Vencendo a barreira da tecnologia, há quem não abra mão de poder folhear o bom e velho livro. E em Guarapari, os amantes da literatura tem endereço certo para encontrar suas paixões. O tradicional Sebo Banca da Lua, segue firme, há 14 anos, como referência em literatura na cidade.

O proprietário da banca, Ricardo Moulin Pelisson, de 46 anos, não esperava que livros fossem se tornar um bom negócio. “Minha esposa era cliente da antiga dona e ficamos namorando por 2 anos a placa de ‘vende-se’, tomando coragem para comprar. Eu tinha medo, pela fama do brasileiro não ter o hábito da leitura, mas depois que eu comprei fiquei surpreso em como as pessoas buscam a literatura aqui na cidade”, diz.

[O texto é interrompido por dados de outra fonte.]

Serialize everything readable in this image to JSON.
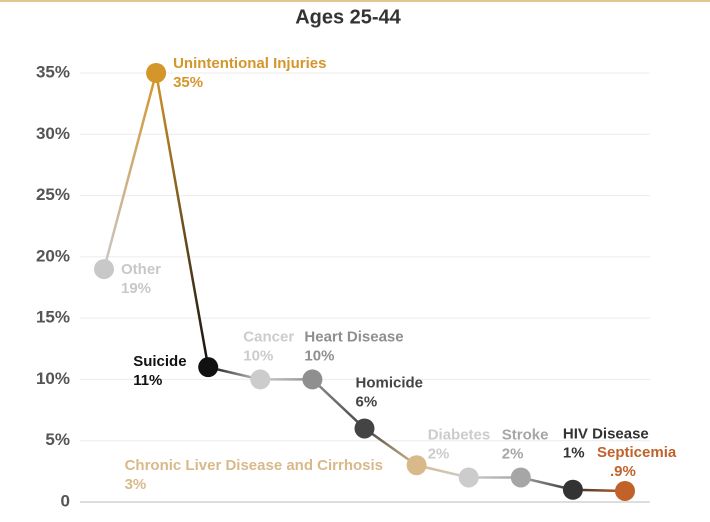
{
  "chart_data": {
    "type": "line",
    "title": "Ages 25-44",
    "categories": [
      "Other",
      "Unintentional Injuries",
      "Suicide",
      "Cancer",
      "Heart Disease",
      "Homicide",
      "Chronic Liver Disease and Cirrhosis",
      "Diabetes",
      "Stroke",
      "HIV Disease",
      "Septicemia"
    ],
    "values": [
      19,
      35,
      11,
      10,
      10,
      6,
      3,
      2,
      2,
      1,
      0.9
    ],
    "value_labels": [
      "19%",
      "35%",
      "11%",
      "10%",
      "10%",
      "6%",
      "3%",
      "2%",
      "2%",
      "1%",
      ".9%"
    ],
    "colors": [
      "#c8c8c8",
      "#d4952b",
      "#111111",
      "#cccccc",
      "#8f8f8f",
      "#444444",
      "#d9b98a",
      "#cccccc",
      "#a6a6a6",
      "#333333",
      "#c0622a"
    ],
    "ylim": [
      0,
      35
    ],
    "yticks": [
      0,
      {
        "value": 5,
        "label": "5%"
      },
      {
        "value": 10,
        "label": "10%"
      },
      {
        "value": 15,
        "label": "15%"
      },
      {
        "value": 20,
        "label": "20%"
      },
      {
        "value": 25,
        "label": "25%"
      },
      {
        "value": 30,
        "label": "30%"
      },
      {
        "value": 35,
        "label": "35%"
      }
    ],
    "grid": true
  }
}
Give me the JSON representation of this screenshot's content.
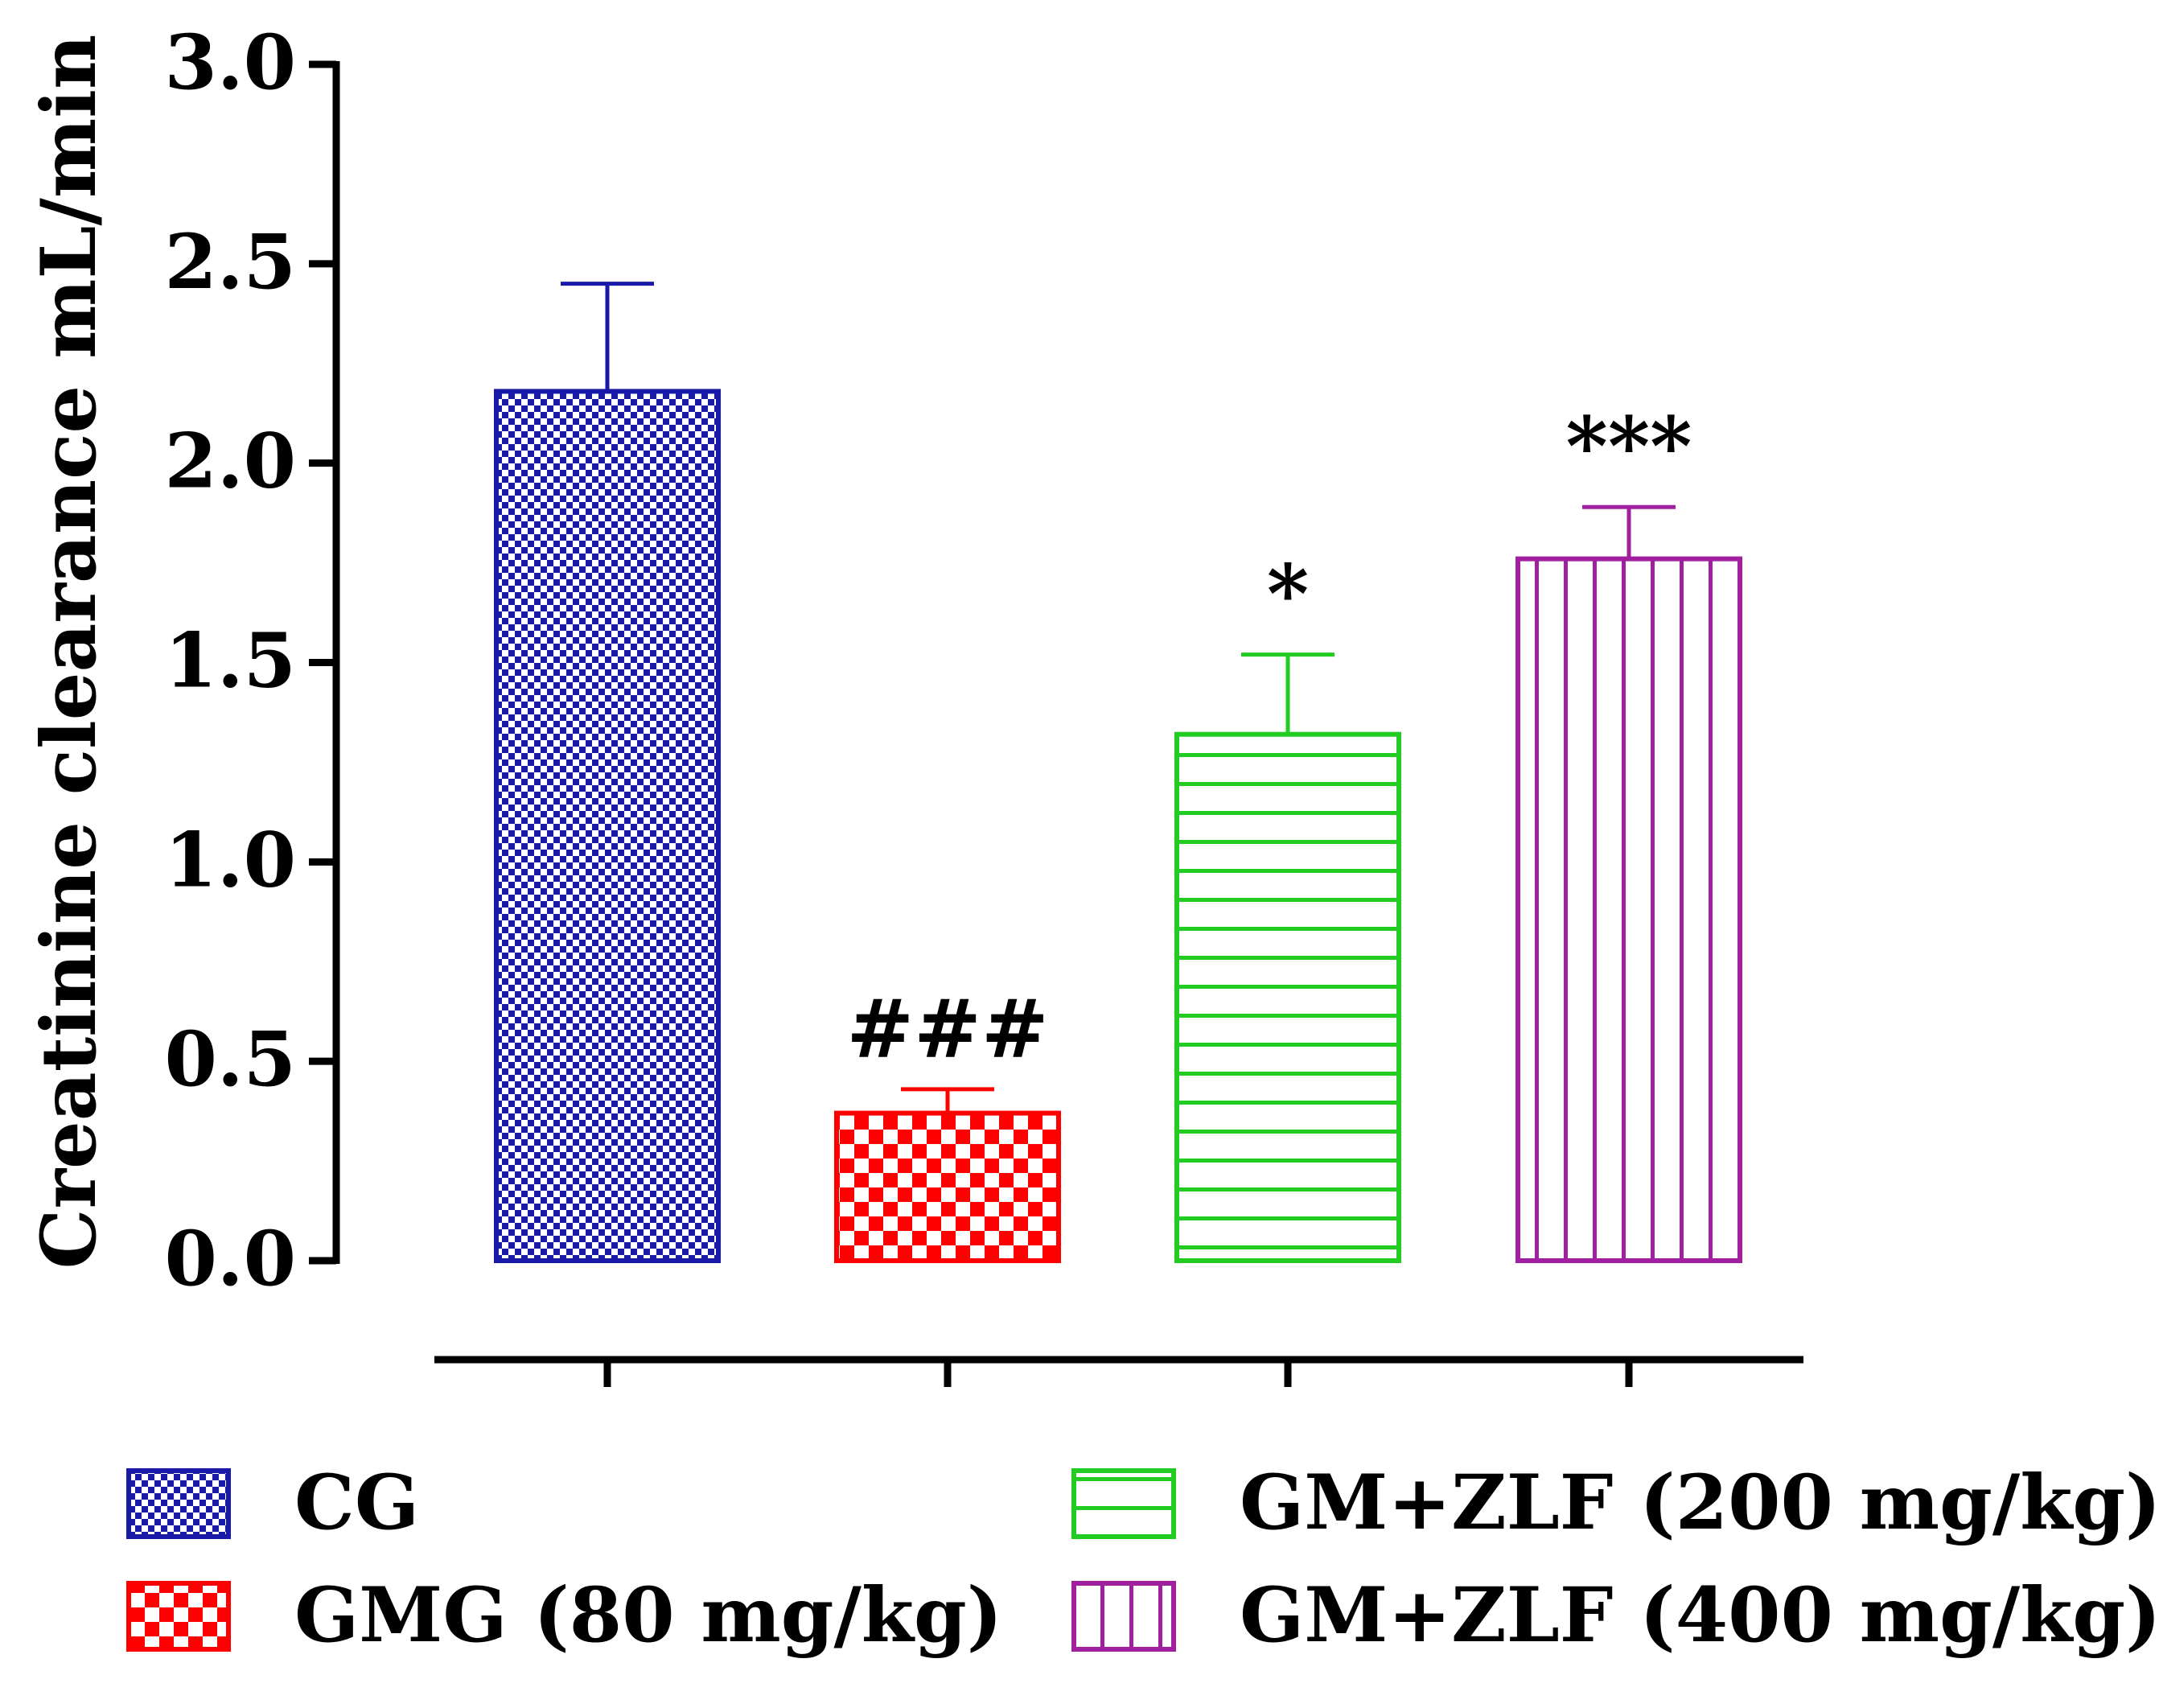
{
  "chart_data": {
    "type": "bar",
    "title": "",
    "xlabel": "",
    "ylabel": "Creatinine clearance mL/min",
    "ylim": [
      0,
      3.0
    ],
    "yticks": [
      0.0,
      0.5,
      1.0,
      1.5,
      2.0,
      2.5,
      3.0
    ],
    "ytick_labels": [
      "0.0",
      "0.5",
      "1.0",
      "1.5",
      "2.0",
      "2.5",
      "3.0"
    ],
    "grid": false,
    "legend_position": "bottom",
    "categories": [
      "CG",
      "GMG (80 mg/kg)",
      "GM+ZLF (200 mg/kg)",
      "GM+ZLF (400 mg/kg)"
    ],
    "values": [
      2.18,
      0.37,
      1.32,
      1.76
    ],
    "errors": [
      0.27,
      0.06,
      0.2,
      0.13
    ],
    "annotations": [
      "",
      "###",
      "*",
      "***"
    ],
    "colors": [
      "#1a1aa8",
      "#ff0000",
      "#22cc22",
      "#a020a0"
    ],
    "patterns": [
      "fine-check",
      "checker",
      "horizontal",
      "vertical"
    ]
  }
}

Em Guarapari, os amantes da literatura tem endereço certo para encontrar suas paixões. Foto: Wilcler Carvalho/Portal27

No Sebo, Ricardo compra e vende livros usados, que vêm com histórias que vão além da literatura. “Uma vez um rapaz trouxe alguns exemplares para vender. Eu separei os que eram interessantes e não fiquei com um, que não estava em bom estado. Mas o rapaz, mesmo não eu tendo comprado, não quis leva-lo de volta para casa, e o deixou na banca. Levei ele para casa no meio dos outros e tive uma surpresa quando fui fazer a pesquisa. O livro que eu não quis compra por estar velho, era um exemplar de do século 19 e valia mais de mil reais”, relata o dono da banca.

Apaixonado por livros, ele conta que só não tem mais exemplares por falta de espaço. “Aqui o que mais temos são romances, livros religiosos, exotéricos e místicos. Temos quase todos os tipos. Só os acadêmicos que eu não coloco por falta de espaço, se não teríamos todos”, fala.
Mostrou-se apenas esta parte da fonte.